In this week’s roundup, Jessica Stockholder and James Turrell explore hollow places, Matthew Barney departs to the traditional, Lari Pittman reflects on musicality, and more.

  • Jessica Stockholder collaborated with a cabinet maker and a screenprinter to utilize wood from an ailing 100 year-old tree that was cut down to create a new project that is on view in two galleries at The Aldrich Contemporary Art Museum (Ridgefield, CT).  Hollow Places Court in Ash-Tree Wood connects Stockholder’s continuing interest in ephemeral abstraction with the solidity, continuity of place, and sense of time that trees represent.  This installation is on view through December 31.
  • Trenton Doyle Hancock has work on view at the Sheldon Museum of Art (Lincoln, Nebraska).  Hancock’s Fix portfolio expands the artist’s imaginative world through figures that allegorize the contemporary art market. As the Fix series progresses, viewers witness an initial exhilaration induced by a drug, as well as the subsequent alienation and chaos.  This work is on view through October 23.
  • Matthew Barney is set to debut a new body of sculpture at Gladstone Gallery (NYC).  DJED will offer Barney’s first major works produced from traditional sculptural and industrial metals.  This work relates to the artist’s Ancient Evenings, an ongoing, multipart opera based on a Norman Mailer novel of the same name about Egyptian mythology.  The show will run September 17 – October 22.
  • Lari Pittman will exhibit his latest work at Gladstone Gallery (NYC) soon after the Matthew Barney opening.  Pittman will present both large and small-scale works that reflect upon themes of musicality and time, intimately linking each within an engrossing tableaux of Dutch still-lifes, images of guitars, portraiture and words connoting musical styles. This show will be on view September 23 – October 22.
  • James Turrell designed an oval-shaped crater installation which is the focal point of the Irish Sky Garden at Liss Ard estate in Skibbereen (Ireland).  A series of strategic lights placed at points along a tunnel entrance to the crater and within the cavity will be lit for the public for the first time in 10 years.  This work will be on view to a private audience next week.

  • Carrie Mae Weems‘s traveling retrospective will kick off at the Frist Center for the Visual Arts (Nashville).  The exhibition composed of approximately 150 photographs, videos, and installations from more than twenty-five works created over three decades.  This will be on view at the Frist September 2012–January 2013 and make stops at Portland Art Museum from February – May 2013; Cleveland Museum of Art June – September 2013; and the Guggenheim Museum September 2013–January 2014.

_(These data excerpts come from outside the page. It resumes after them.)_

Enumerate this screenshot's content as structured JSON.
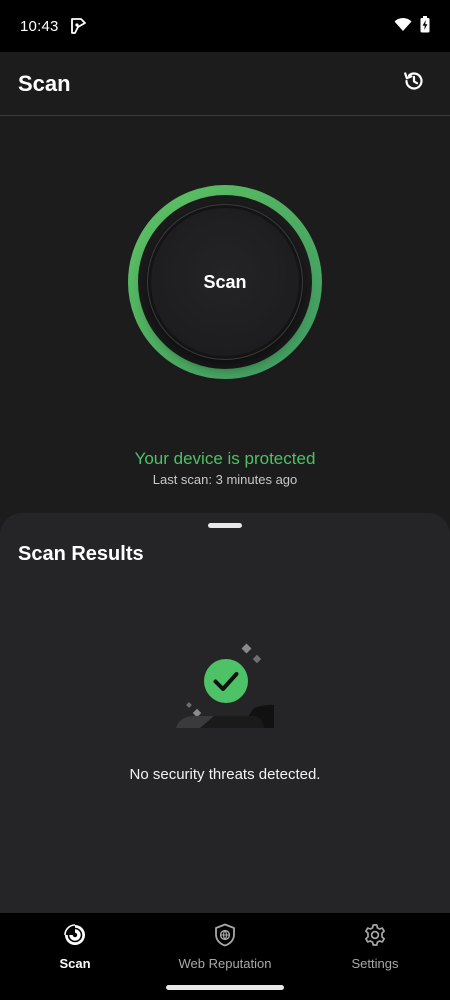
{
  "status_bar": {
    "time": "10:43",
    "notification_icon": "app-notification-icon",
    "wifi_icon": "wifi-icon",
    "battery_icon": "battery-charging-icon"
  },
  "app_bar": {
    "title": "Scan",
    "history_icon": "history-icon"
  },
  "scan": {
    "button_label": "Scan",
    "status": "Your device is protected",
    "last_scan": "Last scan: 3 minutes ago",
    "ring_color_start": "#5ec262",
    "ring_color_end": "#3f9a62",
    "status_color": "#4cc264"
  },
  "results": {
    "title": "Scan Results",
    "message": "No security threats detected.",
    "check_icon": "check-circle-icon"
  },
  "bottom_nav": {
    "items": [
      {
        "label": "Scan",
        "icon": "scan-radar-icon",
        "active": true
      },
      {
        "label": "Web Reputation",
        "icon": "shield-globe-icon",
        "active": false
      },
      {
        "label": "Settings",
        "icon": "gear-icon",
        "active": false
      }
    ]
  }
}
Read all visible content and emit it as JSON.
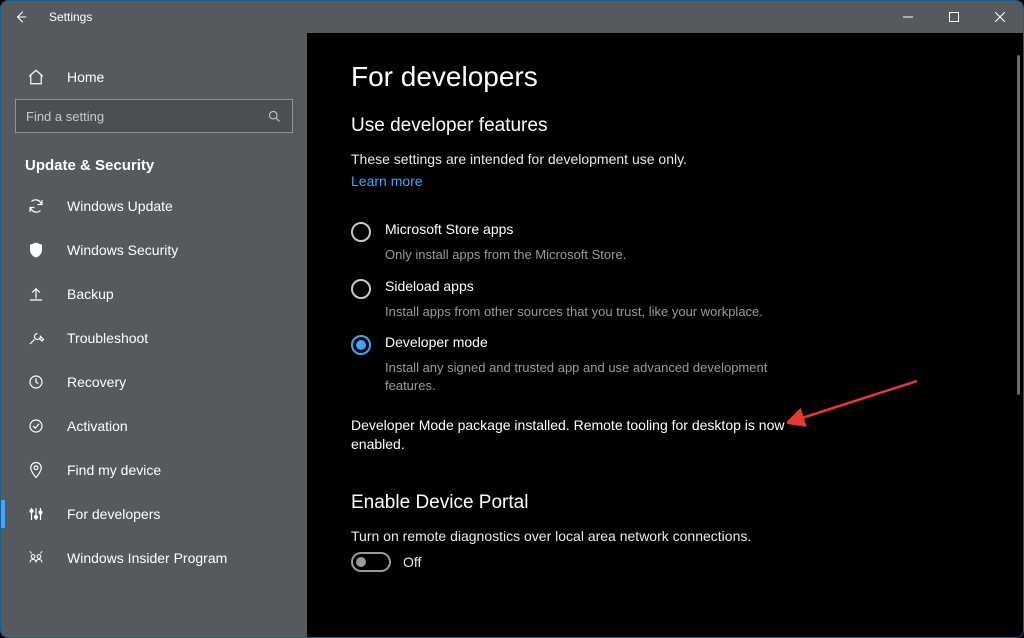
{
  "titlebar": {
    "title": "Settings"
  },
  "sidebar": {
    "home": "Home",
    "search_placeholder": "Find a setting",
    "section": "Update & Security",
    "items": [
      {
        "label": "Windows Update"
      },
      {
        "label": "Windows Security"
      },
      {
        "label": "Backup"
      },
      {
        "label": "Troubleshoot"
      },
      {
        "label": "Recovery"
      },
      {
        "label": "Activation"
      },
      {
        "label": "Find my device"
      },
      {
        "label": "For developers"
      },
      {
        "label": "Windows Insider Program"
      }
    ]
  },
  "main": {
    "title": "For developers",
    "section1": {
      "heading": "Use developer features",
      "desc": "These settings are intended for development use only.",
      "learn_more": "Learn more",
      "radios": [
        {
          "label": "Microsoft Store apps",
          "desc": "Only install apps from the Microsoft Store."
        },
        {
          "label": "Sideload apps",
          "desc": "Install apps from other sources that you trust, like your workplace."
        },
        {
          "label": "Developer mode",
          "desc": "Install any signed and trusted app and use advanced development features."
        }
      ],
      "status": "Developer Mode package installed.  Remote tooling for desktop is now enabled."
    },
    "section2": {
      "heading": "Enable Device Portal",
      "desc": "Turn on remote diagnostics over local area network connections.",
      "toggle_label": "Off"
    }
  }
}
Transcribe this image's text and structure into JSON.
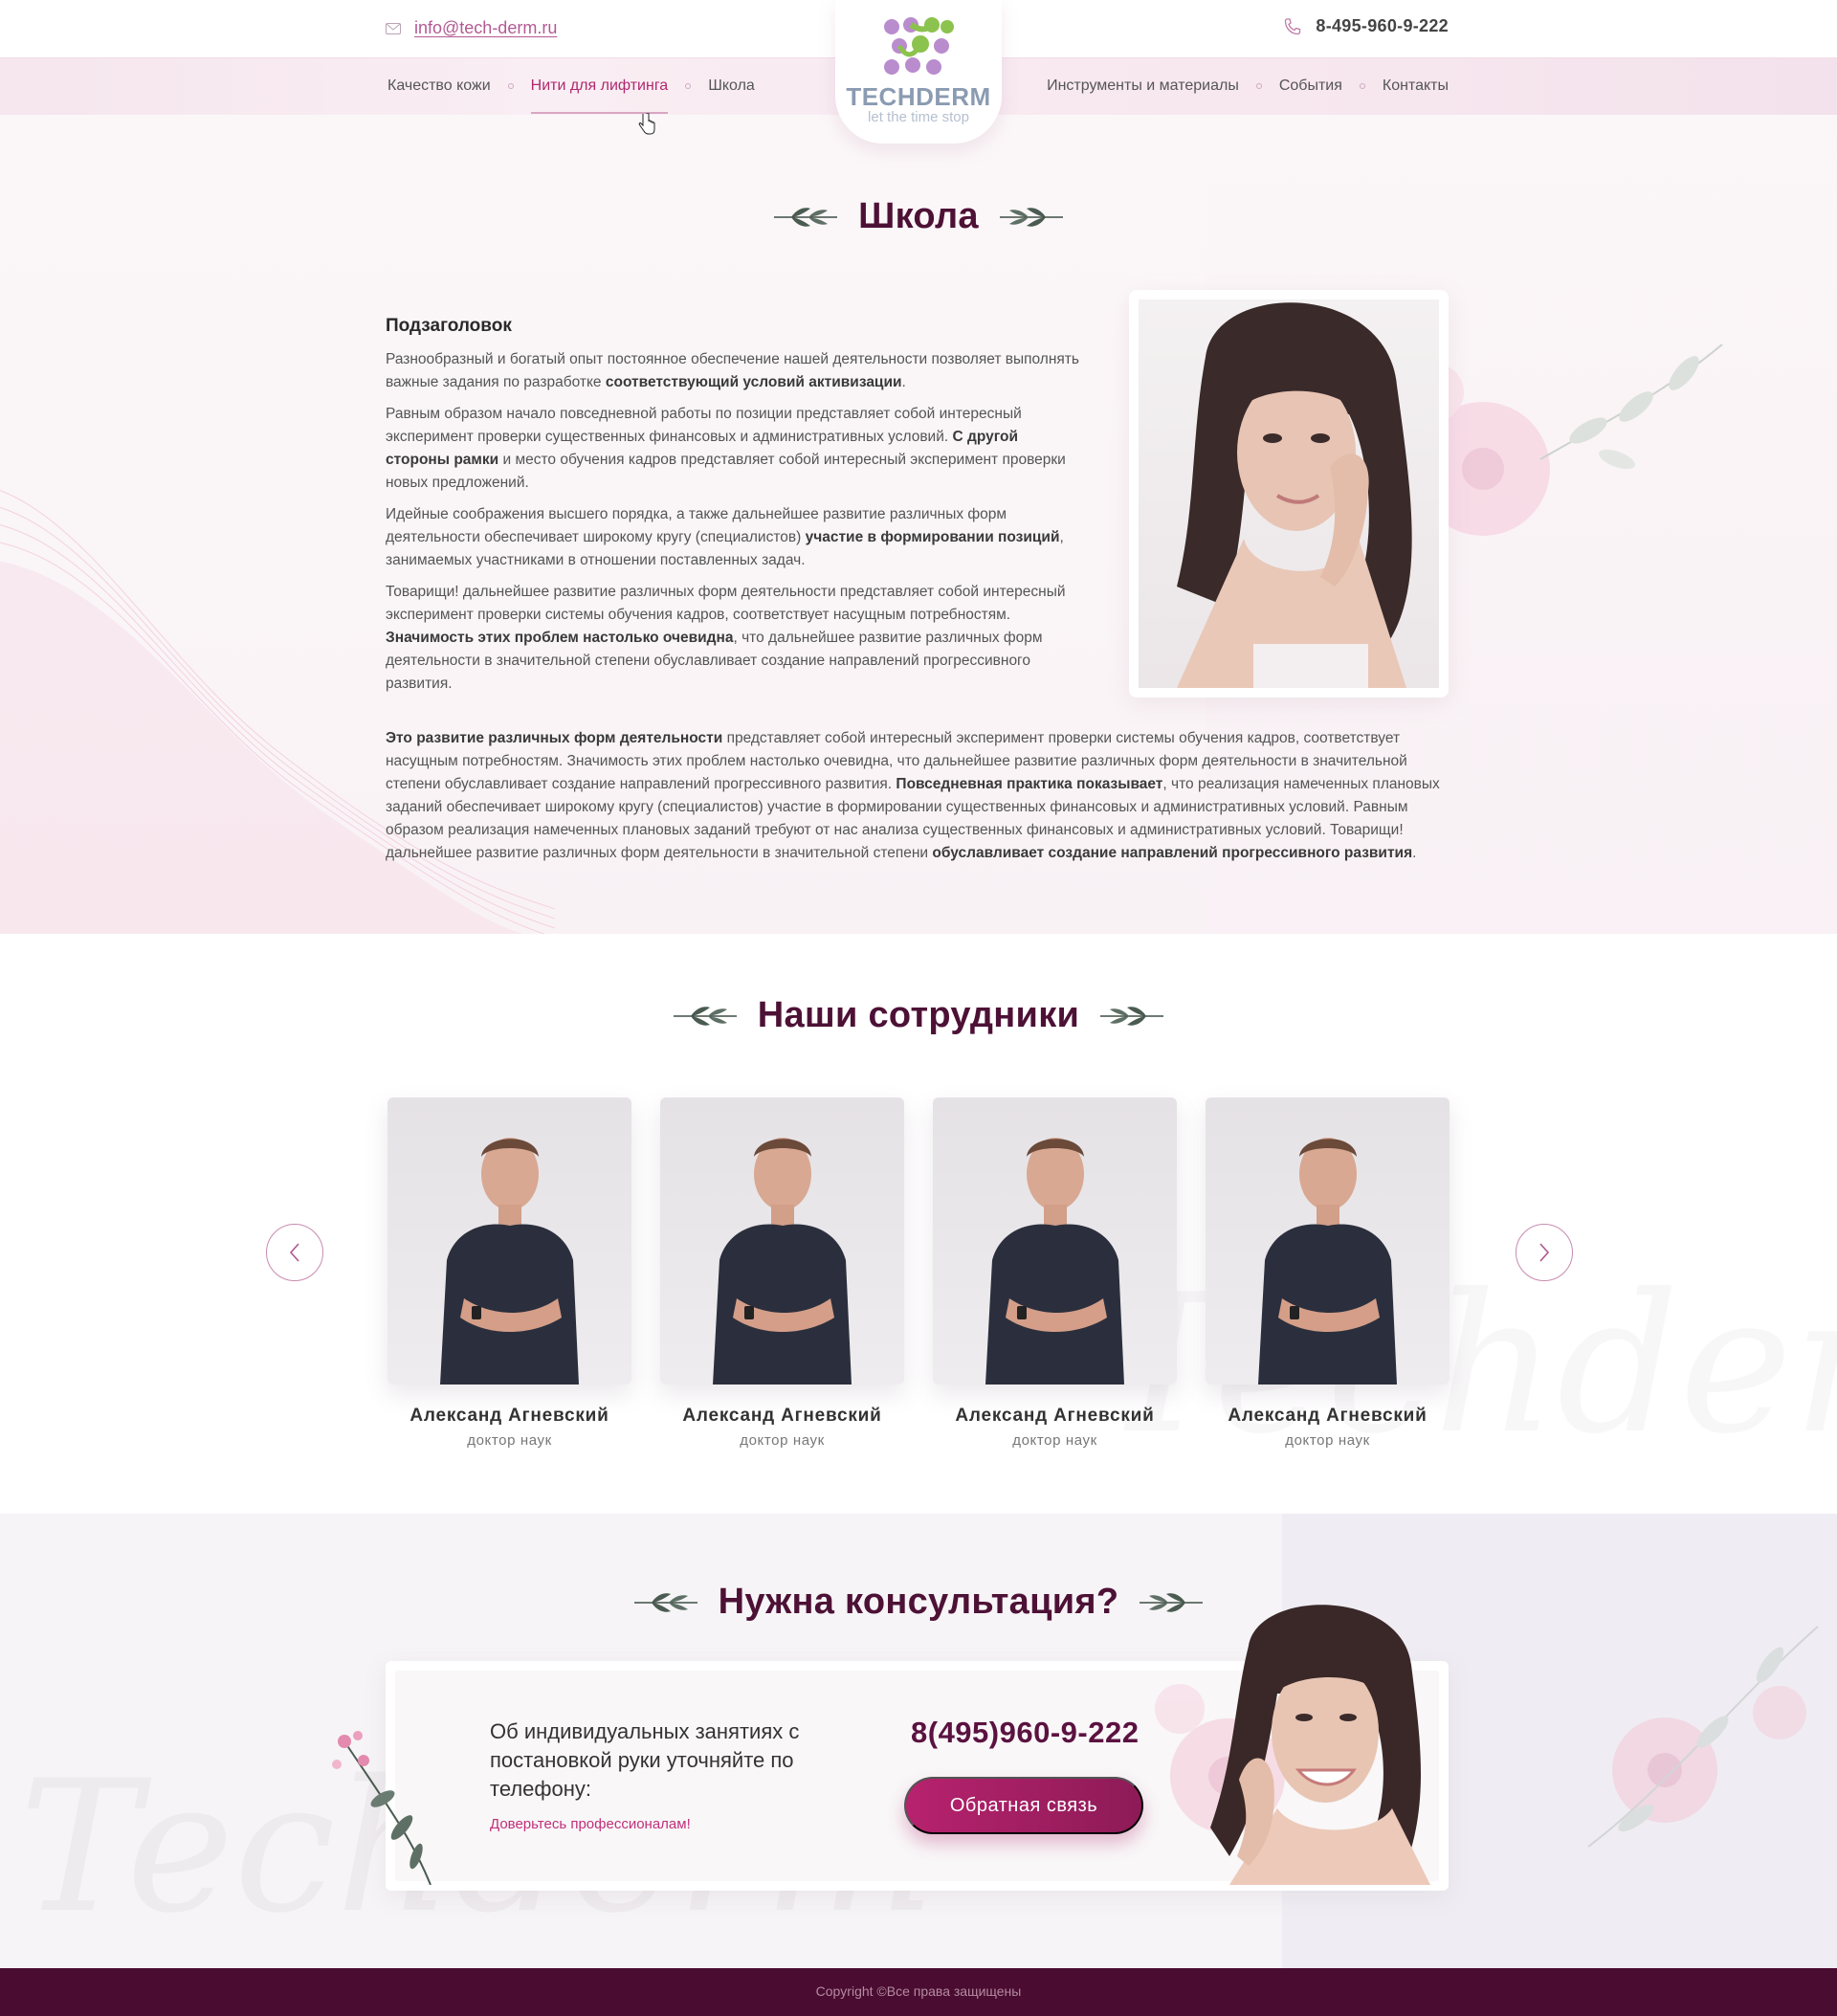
{
  "header": {
    "email": "info@tech-derm.ru",
    "phone": "8-495-960-9-222",
    "logo": {
      "name": "TECHDERM",
      "tagline": "let the time stop"
    },
    "nav_left": [
      {
        "label": "Качество кожи"
      },
      {
        "label": "Нити для лифтинга",
        "active": true
      },
      {
        "label": "Школа"
      }
    ],
    "nav_right": [
      {
        "label": "Инструменты и материалы"
      },
      {
        "label": "События"
      },
      {
        "label": "Контакты"
      }
    ]
  },
  "school": {
    "title": "Школа",
    "subheading": "Подзаголовок",
    "p1_a": "Разнообразный и богатый опыт постоянное обеспечение нашей деятельности позволяет выполнять важные задания по разработке ",
    "p1_b": "соответствующий условий активизации",
    "p1_c": ".",
    "p2_a": "Равным образом начало повседневной работы по позиции представляет собой интересный эксперимент проверки существенных финансовых и административных условий. ",
    "p2_b": "С другой стороны рамки",
    "p2_c": " и место обучения кадров представляет собой интересный эксперимент проверки новых предложений.",
    "p3_a": "Идейные соображения высшего порядка, а также дальнейшее развитие различных форм деятельности обеспечивает широкому кругу (специалистов) ",
    "p3_b": "участие в формировании позиций",
    "p3_c": ", занимаемых участниками в отношении поставленных задач.",
    "p4_a": "Товарищи! дальнейшее развитие различных форм деятельности представляет собой интересный эксперимент проверки системы обучения кадров, соответствует насущным потребностям. ",
    "p4_b": "Значимость этих проблем настолько очевидна",
    "p4_c": ", что дальнейшее развитие различных форм деятельности в значительной степени обуславливает создание направлений прогрессивного развития.",
    "p5_a": "Это развитие различных форм деятельности",
    "p5_b": " представляет собой интересный эксперимент проверки системы обучения кадров, соответствует насущным потребностям. Значимость этих проблем настолько очевидна, что дальнейшее развитие различных форм деятельности в значительной степени обуславливает создание направлений прогрессивного развития. ",
    "p5_c": "Повседневная практика показывает",
    "p5_d": ", что реализация намеченных плановых заданий обеспечивает широкому кругу (специалистов) участие в формировании существенных финансовых и административных условий. Равным образом реализация намеченных плановых заданий требуют от нас анализа существенных финансовых и административных условий. Товарищи! дальнейшее развитие различных форм деятельности в значительной степени ",
    "p5_e": "обуславливает создание направлений прогрессивного развития",
    "p5_f": "."
  },
  "staff": {
    "title": "Наши сотрудники",
    "watermark": "Techderm",
    "members": [
      {
        "name": "Александ Агневский",
        "role": "доктор наук"
      },
      {
        "name": "Александ Агневский",
        "role": "доктор наук"
      },
      {
        "name": "Александ Агневский",
        "role": "доктор наук"
      },
      {
        "name": "Александ Агневский",
        "role": "доктор наук"
      }
    ]
  },
  "consult": {
    "title": "Нужна консультация?",
    "text": "Об индивидуальных занятиях с постановкой руки уточняйте по телефону:",
    "sub": "Доверьтесь профессионалам!",
    "phone": "8(495)960-9-222",
    "button": "Обратная связь",
    "watermark": "Techderm"
  },
  "footer": {
    "copyright": "Copyright ©Все права защищены"
  },
  "colors": {
    "accent": "#b0286f",
    "title": "#4d1136",
    "footer": "#4a0c30"
  }
}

  • There’s still time to see Bruce Nauman’s Smoke Rings, Ann Hamilton’s swirling silks and Louise Bourgeois’s The Red Room – Child, among several other artists’ past works in Déjà – The Collection on Display at the Musée d’art Contemporain de Montréal. These works are part of an eclectic mix chosen from 7600 pieces in the museum’s collection, coming from throughout the past century, from Quebec and Canadian greats, the American avant-garde, European modern masters, Asian artists pushing traditional boundaries, and beyond.  The show closes September 4.
  • Charles Atlas will be featured in Luhring Augustine Gallery‘s new venue, the Blue-Chip Chelsea Gallery (Brooklyn).  This will be Atlas’s first solo exhibition in New York in eight years.  This exhibition will consist of a new work and two older installations and will open in March. The pieces will highlight the warehouse’s huge space.